Politics & Policy

Medicare for All Would Mandate Coverage for All Abortions

Senator Bernie Sanders (D., Vt.) introduces his “Medicare for All Act of 2017” on Capitol Hill, September 13, 2017. (Yuri Gripas/Reuters)
The Democrats’ proposal could even require doctors to perform abortion procedures, regardless of conscience.

Late last month, House Democrats unveiled the text of their Medicare for All proposal, which in addition to being grotesquely expensive and fiscally irresponsible, would mandate government coverage of abortions.

“Individuals enrolled for benefits under this Act are entitled to have payment made by the Secretary to an eligible provider for . . . comprehensive reproductive, maternity, and newborn care,” the bill, sponsored by Representative Pramila Jayapal (D., Wash.), states.

In plain language, the bill would guarantee “free” abortions for all women — or at least, as “free” as every other type of health care ostensibly would be under their implausible regime, which is to say abortion would be underwritten, along with everything else, by taxpayers.

The legislation also would explicitly wipe away any law on the books that attempts to prevent federal health-care spending from directly paying for abortion procedures: “Any other provision of law in effect on the date of enactment of this Act restricting the use of Federal funds for any reproductive health service shall not apply to monies in the Trust Fund.”

This would effectively nullify conscience protections such as the Hyde Amendment and other riders like it, which have been added — until very recently, on a bipartisan basis — to federal spending bills since the mid-1970s to protect taxpayers from being compelled to underwrite abortion procedures that are reimbursed by federal health-care programs.

Even as it is, the setup under the Hyde Amendment still allows the nation’s largest abortion provider, Planned Parenthood, to receive half a billion dollars in federal funding each year; it merely prevents groups that perform abortions from being directly reimbursed for those procedures through Medicaid.

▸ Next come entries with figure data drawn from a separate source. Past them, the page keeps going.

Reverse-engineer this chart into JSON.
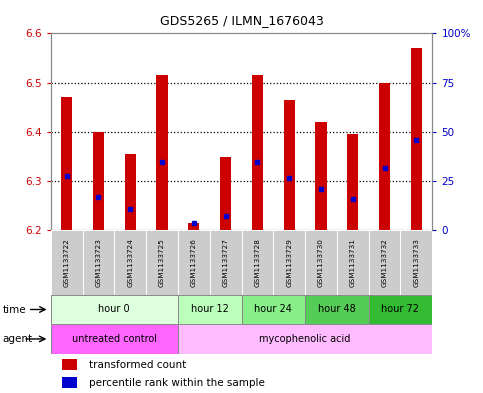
{
  "title": "GDS5265 / ILMN_1676043",
  "samples": [
    "GSM1133722",
    "GSM1133723",
    "GSM1133724",
    "GSM1133725",
    "GSM1133726",
    "GSM1133727",
    "GSM1133728",
    "GSM1133729",
    "GSM1133730",
    "GSM1133731",
    "GSM1133732",
    "GSM1133733"
  ],
  "bar_bottom": 6.2,
  "bar_tops": [
    6.47,
    6.4,
    6.355,
    6.515,
    6.215,
    6.348,
    6.515,
    6.465,
    6.42,
    6.395,
    6.5,
    6.57
  ],
  "percentile_vals": [
    6.31,
    6.268,
    6.243,
    6.338,
    6.215,
    6.228,
    6.338,
    6.305,
    6.283,
    6.262,
    6.325,
    6.382
  ],
  "ylim_left": [
    6.2,
    6.6
  ],
  "ylim_right": [
    0,
    100
  ],
  "yticks_left": [
    6.2,
    6.3,
    6.4,
    6.5,
    6.6
  ],
  "yticks_right": [
    0,
    25,
    50,
    75,
    100
  ],
  "ytick_right_labels": [
    "0",
    "25",
    "50",
    "75",
    "100%"
  ],
  "bar_color": "#cc0000",
  "percentile_color": "#0000cc",
  "bar_width": 0.35,
  "time_groups": [
    {
      "label": "hour 0",
      "start": 0,
      "end": 4,
      "color": "#ddffdd"
    },
    {
      "label": "hour 12",
      "start": 4,
      "end": 6,
      "color": "#bbffbb"
    },
    {
      "label": "hour 24",
      "start": 6,
      "end": 8,
      "color": "#88ee88"
    },
    {
      "label": "hour 48",
      "start": 8,
      "end": 10,
      "color": "#55cc55"
    },
    {
      "label": "hour 72",
      "start": 10,
      "end": 12,
      "color": "#33bb33"
    }
  ],
  "agent_groups": [
    {
      "label": "untreated control",
      "start": 0,
      "end": 4,
      "color": "#ff66ff"
    },
    {
      "label": "mycophenolic acid",
      "start": 4,
      "end": 12,
      "color": "#ffbbff"
    }
  ],
  "legend_items": [
    {
      "color": "#cc0000",
      "label": "transformed count"
    },
    {
      "color": "#0000cc",
      "label": "percentile rank within the sample"
    }
  ],
  "sample_bg_color": "#cccccc",
  "left_tick_color": "#cc0000",
  "right_tick_color": "#0000cc",
  "grid_yticks": [
    6.3,
    6.4,
    6.5
  ],
  "border_color": "#888888"
}
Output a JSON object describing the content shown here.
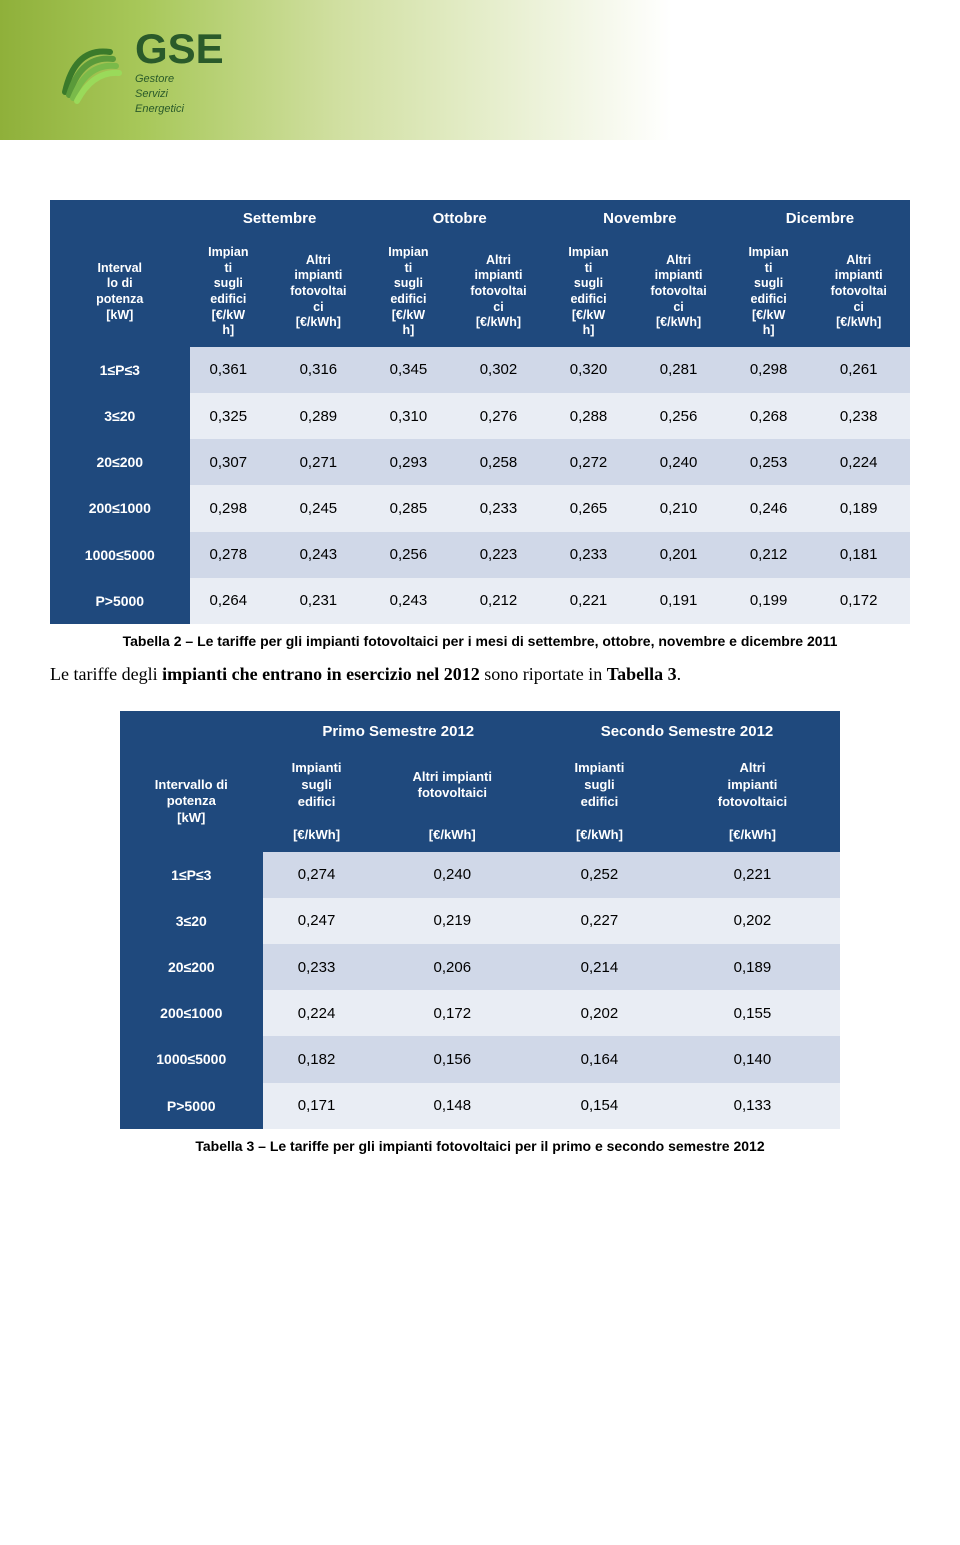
{
  "logo": {
    "main": "GSE",
    "sub1": "Gestore",
    "sub2": "Servizi",
    "sub3": "Energetici"
  },
  "table1": {
    "months": [
      "Settembre",
      "Ottobre",
      "Novembre",
      "Dicembre"
    ],
    "row_header_label": "Intervallo di potenza [kW]",
    "col_impianti": "Impianti sugli edifici [€/kWh]",
    "col_altri": "Altri impianti fotovoltaici [€/kWh]",
    "rows": [
      {
        "label": "1≤P≤3",
        "vals": [
          "0,361",
          "0,316",
          "0,345",
          "0,302",
          "0,320",
          "0,281",
          "0,298",
          "0,261"
        ]
      },
      {
        "label": "3<P ≤20",
        "vals": [
          "0,325",
          "0,289",
          "0,310",
          "0,276",
          "0,288",
          "0,256",
          "0,268",
          "0,238"
        ]
      },
      {
        "label": "20<P ≤200",
        "vals": [
          "0,307",
          "0,271",
          "0,293",
          "0,258",
          "0,272",
          "0,240",
          "0,253",
          "0,224"
        ]
      },
      {
        "label": "200<P ≤1000",
        "vals": [
          "0,298",
          "0,245",
          "0,285",
          "0,233",
          "0,265",
          "0,210",
          "0,246",
          "0,189"
        ]
      },
      {
        "label": "1000<P ≤5000",
        "vals": [
          "0,278",
          "0,243",
          "0,256",
          "0,223",
          "0,233",
          "0,201",
          "0,212",
          "0,181"
        ]
      },
      {
        "label": "P>5000",
        "vals": [
          "0,264",
          "0,231",
          "0,243",
          "0,212",
          "0,221",
          "0,191",
          "0,199",
          "0,172"
        ]
      }
    ],
    "caption": "Tabella 2 – Le tariffe per gli impianti fotovoltaici per i mesi di settembre, ottobre, novembre e dicembre 2011"
  },
  "paragraph": "Le tariffe degli impianti che entrano in esercizio nel 2012 sono riportate in Tabella 3.",
  "table2": {
    "semesters": [
      "Primo Semestre 2012",
      "Secondo Semestre 2012"
    ],
    "row_header_label": "Intervallo di potenza [kW]",
    "col_impianti_line1": "Impianti sugli edifici",
    "col_altri_line1": "Altri impianti fotovoltaici",
    "unit": "[€/kWh]",
    "rows": [
      {
        "label": "1≤P≤3",
        "vals": [
          "0,274",
          "0,240",
          "0,252",
          "0,221"
        ]
      },
      {
        "label": "3<P ≤20",
        "vals": [
          "0,247",
          "0,219",
          "0,227",
          "0,202"
        ]
      },
      {
        "label": "20<P ≤200",
        "vals": [
          "0,233",
          "0,206",
          "0,214",
          "0,189"
        ]
      },
      {
        "label": "200<P ≤1000",
        "vals": [
          "0,224",
          "0,172",
          "0,202",
          "0,155"
        ]
      },
      {
        "label": "1000<P ≤5000",
        "vals": [
          "0,182",
          "0,156",
          "0,164",
          "0,140"
        ]
      },
      {
        "label": "P>5000",
        "vals": [
          "0,171",
          "0,148",
          "0,154",
          "0,133"
        ]
      }
    ],
    "caption": "Tabella 3 – Le tariffe per gli impianti fotovoltaici per il primo e secondo semestre 2012"
  },
  "style": {
    "header_bg": "#1f497d",
    "row_odd_bg": "#d0d8e8",
    "row_even_bg": "#e9edf4",
    "header_fg": "#ffffff",
    "body_font": "Arial",
    "caption_font": "Verdana",
    "para_font": "Times New Roman"
  }
}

This bill would torpedo even that tenuous compromise.

And that isn’t all. Politico reported in February that under the Medicare for All bill, states would “be barred from excluding abortion providers like Planned Parenthood, which some red states have sought to push out of Medicaid.” This would resurrect and formalize a rule that the Obama administration’s Health and Human Services Department put in place near the end of his presidency, forbidding states from defunding abortion providers.

Soon after President Trump took office, he signed a bill passed under the Congressional Review Act to reverse that policy, once again permitting states to remove Planned Parenthood and other abortion providers from their health-care programs.

On top of these changes — the most radically pro-abortion policies ever proposed by the Democratic party — the Medicare for All legislation likely could be read to require hospitals and doctors to perform abortion procedures, at least if they already offer or are trained to provide reproductive health care of any kind.

“Items and services to eligible persons shall be furnished by the provider without discrimination,” the bill reads. Provisions such as this are traditionally interpreted to require physicians to perform procedures even if they are morally opposed to them.

Though the bill adds that “nothing in this subparagraph shall be construed as requiring the provision of a type or class of items or services that are outside the scope of the provider’s normal practice,” it is unclear whether “normal practice” here means procedures the physicians typically don’t perform, or merely services they aren’t trained or licensed to perform. Even in the best-case scenario, all OB-GYNs presumably would be conscripted into performing abortion procedures.

Already, the majority of Democratic 2020 contenders have voiced support for some form of a Medicare for All program, including Bernie Sanders, Pete Buttigieg, Cory Booker, Kamala Harris, Elizabeth Warren, and Kirsten Gillibrand. Their decision to back a bill that mandates coverage of abortion for all women shouldn’t come as much of a surprise, given that most of these politicians have already co-sponsored legislation that would attempt to override all state restrictions on abortion, even after fetal viability.

And last month, every Democratic senator running for president voted against the Born-Alive Abortion Survivors Protection Act, a bill that would’ve required doctors to provide the same medical care to infants born alive after attempted abortion procedures that they would provide to any other infant of the same gestational age.

Requiring Americans to fund all abortions — and possibly requiring all health-care providers to perform abortions — is just the next step down their increasingly radical path that treats the choice to kill an unborn human being as a fundamental human right.